はじめに
Leverages Advent Calendar 19日目担当の ham です。
若干バズった 10日目に引き続き 2度目の投稿です。
Leverages で、セキュリティの責任者としてセキュリティ意識の啓蒙や全社に関わるシステムの改善をしています。
また、前職では、SOC、NOC、BGPの運用などを行っていました。
タイトルに「可用性を考えた」とありますが、「冗長化しようぜ」とか「AutoScalingしようぜ」みたいな話は出てきません。
また、この記事の中はなんとなく理解することが目的のため、概念的なところが多いです。技術的な話はググってください。
なんの話するのか
もし故障もしない、メンテもしない可用性 100% の Webサイトを構築できたとして、このサービスの可用性は 100% でしょうか?そう、100% ではないですね。
Webサイト側ではコントロールできない、サイトにたどり着くまでの部分の可用性が影響してきます。
そう、インターネットの可用性です!
インターネット
インターネットの管理人
インターネットは interconnected network に由来するとおり、ネットワークとネットワークの接続の集合体であり、インターネットを管理している人はいません。

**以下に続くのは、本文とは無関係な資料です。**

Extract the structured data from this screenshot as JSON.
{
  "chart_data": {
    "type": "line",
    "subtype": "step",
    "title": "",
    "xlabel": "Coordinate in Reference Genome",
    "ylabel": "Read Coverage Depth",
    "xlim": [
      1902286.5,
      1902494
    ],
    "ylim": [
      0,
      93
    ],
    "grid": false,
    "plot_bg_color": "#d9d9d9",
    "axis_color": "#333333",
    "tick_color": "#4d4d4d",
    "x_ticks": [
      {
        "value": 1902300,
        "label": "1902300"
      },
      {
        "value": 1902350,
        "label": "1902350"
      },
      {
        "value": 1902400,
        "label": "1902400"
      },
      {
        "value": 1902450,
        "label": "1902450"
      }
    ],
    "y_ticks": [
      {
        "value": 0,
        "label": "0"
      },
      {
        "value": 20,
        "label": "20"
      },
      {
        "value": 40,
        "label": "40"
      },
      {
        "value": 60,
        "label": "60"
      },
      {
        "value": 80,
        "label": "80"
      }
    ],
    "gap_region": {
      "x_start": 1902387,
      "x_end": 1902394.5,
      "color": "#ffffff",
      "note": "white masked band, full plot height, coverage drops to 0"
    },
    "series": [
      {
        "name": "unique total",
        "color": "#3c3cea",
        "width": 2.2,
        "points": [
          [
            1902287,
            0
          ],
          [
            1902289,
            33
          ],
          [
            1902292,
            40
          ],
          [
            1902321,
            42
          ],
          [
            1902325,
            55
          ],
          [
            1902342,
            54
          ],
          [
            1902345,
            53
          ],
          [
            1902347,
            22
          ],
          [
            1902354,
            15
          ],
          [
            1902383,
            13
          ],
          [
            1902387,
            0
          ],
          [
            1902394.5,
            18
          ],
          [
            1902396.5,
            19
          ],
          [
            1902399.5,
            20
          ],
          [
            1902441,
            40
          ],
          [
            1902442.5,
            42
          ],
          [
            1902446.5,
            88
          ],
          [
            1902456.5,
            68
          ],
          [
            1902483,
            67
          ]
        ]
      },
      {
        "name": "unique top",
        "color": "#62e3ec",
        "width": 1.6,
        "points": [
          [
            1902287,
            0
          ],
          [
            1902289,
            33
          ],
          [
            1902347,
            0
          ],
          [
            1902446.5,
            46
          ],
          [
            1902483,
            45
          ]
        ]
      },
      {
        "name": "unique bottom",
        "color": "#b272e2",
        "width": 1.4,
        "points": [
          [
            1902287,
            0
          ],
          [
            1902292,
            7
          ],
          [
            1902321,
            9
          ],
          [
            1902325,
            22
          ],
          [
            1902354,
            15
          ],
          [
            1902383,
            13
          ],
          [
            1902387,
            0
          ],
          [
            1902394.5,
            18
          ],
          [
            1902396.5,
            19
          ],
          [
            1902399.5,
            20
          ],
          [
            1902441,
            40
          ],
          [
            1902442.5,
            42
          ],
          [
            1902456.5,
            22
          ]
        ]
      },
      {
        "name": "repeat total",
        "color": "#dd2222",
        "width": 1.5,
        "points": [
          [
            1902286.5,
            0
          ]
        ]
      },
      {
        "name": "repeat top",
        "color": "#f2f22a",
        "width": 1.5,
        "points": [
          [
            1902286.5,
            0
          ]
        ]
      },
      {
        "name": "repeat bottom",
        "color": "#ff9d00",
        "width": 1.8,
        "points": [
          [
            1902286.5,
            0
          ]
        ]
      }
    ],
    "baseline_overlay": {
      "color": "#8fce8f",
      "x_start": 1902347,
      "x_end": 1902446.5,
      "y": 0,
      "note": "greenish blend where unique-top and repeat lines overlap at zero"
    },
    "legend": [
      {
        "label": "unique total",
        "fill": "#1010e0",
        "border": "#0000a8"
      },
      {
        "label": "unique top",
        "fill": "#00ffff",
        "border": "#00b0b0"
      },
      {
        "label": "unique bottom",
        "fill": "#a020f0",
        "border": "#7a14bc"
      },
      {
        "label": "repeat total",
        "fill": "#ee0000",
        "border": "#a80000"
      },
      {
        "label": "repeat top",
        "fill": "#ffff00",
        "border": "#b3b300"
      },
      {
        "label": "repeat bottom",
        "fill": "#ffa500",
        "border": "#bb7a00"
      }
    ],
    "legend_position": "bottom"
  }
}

(IPアドレスを管理する人がいたり、接続するためのルールがあったりはします)
各組織によって管理されたネットワーク(ASと呼ばれる) が接続されて、奇跡的にインターネットが成り立っています。
BGP
インターネットは、BGP(Border Gateway Protocol) というプロトコルで構成されています。
BGPの細かい話はここではしませんが、IT があって当たり前の世の中とは思えないほどひ弱な仕様です。
故意や作業ミスで嘘の情報を流して通信の邪魔したり、AS同士の接続が切れた時に経路情報の更新に時間がかかって通信が迷子になったりします。割とカジュアルに。
作業ミスで世界的にインターネットがおかしくなったのだと、 2017年08月25日が思い出されますね。
また、オンプレの東京のサーバにアクセスするのは、経由する AS の数が少ないので(隣の AS に行くだけ、とか) AS同士の接続が切れてもそこそこすぐに情報が伝わって通信が復旧するけど、クラウド利用だと実は海外のサーバで経由する AS の数も多くオンプレより復旧に時間がかかることがあります。
SLA
インターネットには管理人がいないので当然 SLA はありません。あなたが見ている SLA は、あなたが契約している ISP(プロバイダ) との SLA です。
あなたが契約している ISP1 に繋がっている ISP2,3, ... が全滅したとしても、ISP1 のなかが問題ないなら SLA は守られていることになります。
まとめ
開発者へ
インターネットはひ弱です。
サイトの可用性の 9 を増やすことも大事ですが、インターネットの可用性を考慮に入れてそのコストをより良いものを作ることに回す選択肢もありかと思います。
経営者へ
インターネットはひ弱です。
自社や委託先のコントロールできる部分に何も問題なくても、ユーザが Webサイトへアクセスできなくなることがあります。また、コントコールできないので、「なんとかしろ」と言われても何もできません。
目に見えないかもしれませんがこの状況で客が来ないのと同じです。
最後に
BGPが義務教育になって、インターネットをきちんと理解してくれる人が増えることを願っています。